Tranne il colpevole, nessuno può essere a lungo e all’in tutto miserabile.

Fu d’uopo di diverse cure affine di rendere più che fosse possibile comoda la nostra nuova abitazione; e indi a non molti dì l’antica serenità ricomparve. Male atto io ad assistere ne’ giornalieri lavori al mio figliuolo, mi tratteneva in casa leggendo alla mia famiglia que’ pochi libri scampati all’incendio, e più volentieri quelli che ricreando l’immaginazione contribuiscono a restituire all’anima tranquillità. Ogni giorno venivano i buoni vicini a consolarci soavemente; e tra di loro stabilirono anche un tempo in cui, riuniti tutti, restaurare la mia prima casa. Egli pure, l’onesto castaldo Williams, non fu degli ultimi a visitarci; e ci profferse di buon cuore la sua amicizia, ed avrebbe di voglia rinnovate le antiche sollecitazioni amorose verso della mia figliuola; ma ella le ricusò in modo da troncarle per sempre. Il cordoglio di quella misera parea dovere essere eterno; ella essendo la sola di tutti noi, sul di cui volto dopo una settimana non ritornasse la primiera festività. Perduta aveva, la giovinetta, quella sicura innocenza che di niuna cosa arrossisce, e per la quale una volta stimava ella sè stessa, e traeva diletto dall’essere dagli altri vagheggiata.

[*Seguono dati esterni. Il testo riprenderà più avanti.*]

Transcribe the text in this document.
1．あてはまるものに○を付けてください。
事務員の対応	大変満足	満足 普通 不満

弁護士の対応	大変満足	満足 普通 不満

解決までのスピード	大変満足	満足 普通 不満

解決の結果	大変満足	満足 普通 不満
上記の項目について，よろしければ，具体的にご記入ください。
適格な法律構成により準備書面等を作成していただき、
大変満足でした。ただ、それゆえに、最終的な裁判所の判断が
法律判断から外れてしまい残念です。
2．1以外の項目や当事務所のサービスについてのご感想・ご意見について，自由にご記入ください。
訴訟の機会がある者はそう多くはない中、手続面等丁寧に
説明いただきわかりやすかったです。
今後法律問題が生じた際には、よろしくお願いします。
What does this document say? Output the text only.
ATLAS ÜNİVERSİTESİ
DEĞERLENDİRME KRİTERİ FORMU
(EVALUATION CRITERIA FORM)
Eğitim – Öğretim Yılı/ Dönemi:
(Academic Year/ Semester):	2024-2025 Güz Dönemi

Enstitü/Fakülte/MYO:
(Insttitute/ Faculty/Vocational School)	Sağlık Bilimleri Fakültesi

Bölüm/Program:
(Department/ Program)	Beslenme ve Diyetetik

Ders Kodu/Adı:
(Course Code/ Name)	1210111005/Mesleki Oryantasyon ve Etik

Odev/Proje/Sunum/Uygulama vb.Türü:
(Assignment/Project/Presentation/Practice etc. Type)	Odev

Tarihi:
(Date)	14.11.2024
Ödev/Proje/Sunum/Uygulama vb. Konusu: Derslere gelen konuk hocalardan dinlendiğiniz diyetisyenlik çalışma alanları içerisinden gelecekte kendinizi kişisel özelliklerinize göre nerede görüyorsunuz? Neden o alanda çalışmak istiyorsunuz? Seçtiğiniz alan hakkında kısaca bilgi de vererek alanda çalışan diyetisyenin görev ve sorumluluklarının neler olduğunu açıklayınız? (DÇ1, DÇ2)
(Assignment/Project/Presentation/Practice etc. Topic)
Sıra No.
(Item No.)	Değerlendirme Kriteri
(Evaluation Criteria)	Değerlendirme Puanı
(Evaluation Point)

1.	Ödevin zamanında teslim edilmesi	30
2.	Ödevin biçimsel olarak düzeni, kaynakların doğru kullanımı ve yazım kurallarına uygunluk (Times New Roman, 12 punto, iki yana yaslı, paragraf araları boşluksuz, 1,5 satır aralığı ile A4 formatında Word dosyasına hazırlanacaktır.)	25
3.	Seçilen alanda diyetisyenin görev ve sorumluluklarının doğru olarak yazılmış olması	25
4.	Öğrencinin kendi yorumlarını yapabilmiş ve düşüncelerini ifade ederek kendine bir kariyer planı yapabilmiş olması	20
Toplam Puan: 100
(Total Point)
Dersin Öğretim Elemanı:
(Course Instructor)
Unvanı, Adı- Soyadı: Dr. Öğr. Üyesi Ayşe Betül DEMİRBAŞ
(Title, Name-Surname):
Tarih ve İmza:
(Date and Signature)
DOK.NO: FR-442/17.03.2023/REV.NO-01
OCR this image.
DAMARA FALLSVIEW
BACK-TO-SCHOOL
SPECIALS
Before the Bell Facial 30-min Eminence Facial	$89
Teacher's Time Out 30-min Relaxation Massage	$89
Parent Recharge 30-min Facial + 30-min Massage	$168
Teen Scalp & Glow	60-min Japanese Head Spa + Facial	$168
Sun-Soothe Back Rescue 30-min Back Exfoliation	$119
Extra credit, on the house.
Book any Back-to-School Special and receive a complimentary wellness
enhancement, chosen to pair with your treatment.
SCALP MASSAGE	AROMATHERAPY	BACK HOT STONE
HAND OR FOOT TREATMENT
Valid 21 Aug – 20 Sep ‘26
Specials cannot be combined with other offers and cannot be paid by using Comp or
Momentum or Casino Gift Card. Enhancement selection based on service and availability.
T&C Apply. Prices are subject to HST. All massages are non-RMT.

Oppressa la mente di lei da una strettissima ansietà, negletta la persona, coll’infievolirsi della complessione anche la bellezza svaniva. Ogni titolo affettuoso che altri dava alla sorella, strappava a lei dal seno un sospiro, una lagrima dal ciglio. E siccome un vizio, s’anco il reprimi, ne fa germogliare altri ov’egli allignava; così il suo [p. 148 modifica]primo delitto, sebbene dal pentimento lavato, aveva in lei lasciata l’invidia e la gelosia. Però, mille vie io tentai onde alleviarle gli affanni, pe’ suoi dimenticando i miei propri, ed affastellando istoriette aggradevoli ed ameni racconti, quanti me ne prestava la lettura ed una vasta memoria. “Mia cara figliuola,” io le diceva, “la nostra felicità sta nelle mani di Tale che per cento eventi stranissimi può a noi ridonarla, e d’ogni nostra previdenza si ride. E s’egli è mestieri d’esempio a persuadertene, odi la novella raccontata da un grave istorico, quantunque alcuna volta favoloso egli sia:

Matilda, come che tenera giovinetta, fu sposata ad un nobile napolitano di signorile casato, e rimase vedova e madre quando appena aveva compiuti quindici anni. Stando ella un giorno accarezzando il suo bambino ad una finestra del palazzo che guardava sul fiume Vulturno, improvvisamente il fanciullino si spiccò dalle braccia di lei; e venuto a cadere nelle sottoposte acque, disparve. Colpita la madre da súbito terrore, e desiderosa di salvarlo, saltò dietro a lui disperata nel fiume. Ma toltole il potere soccorrere in alcuna guisa il povero figliuolo, ella stessa a mala pena si trasse dalla corrente, arrampicandosi sull’opposta riva. E capitata in mezzo ad alcuni soldati francesi che allora allora mettevano a sacco quelle terre, ne fu menata prigione.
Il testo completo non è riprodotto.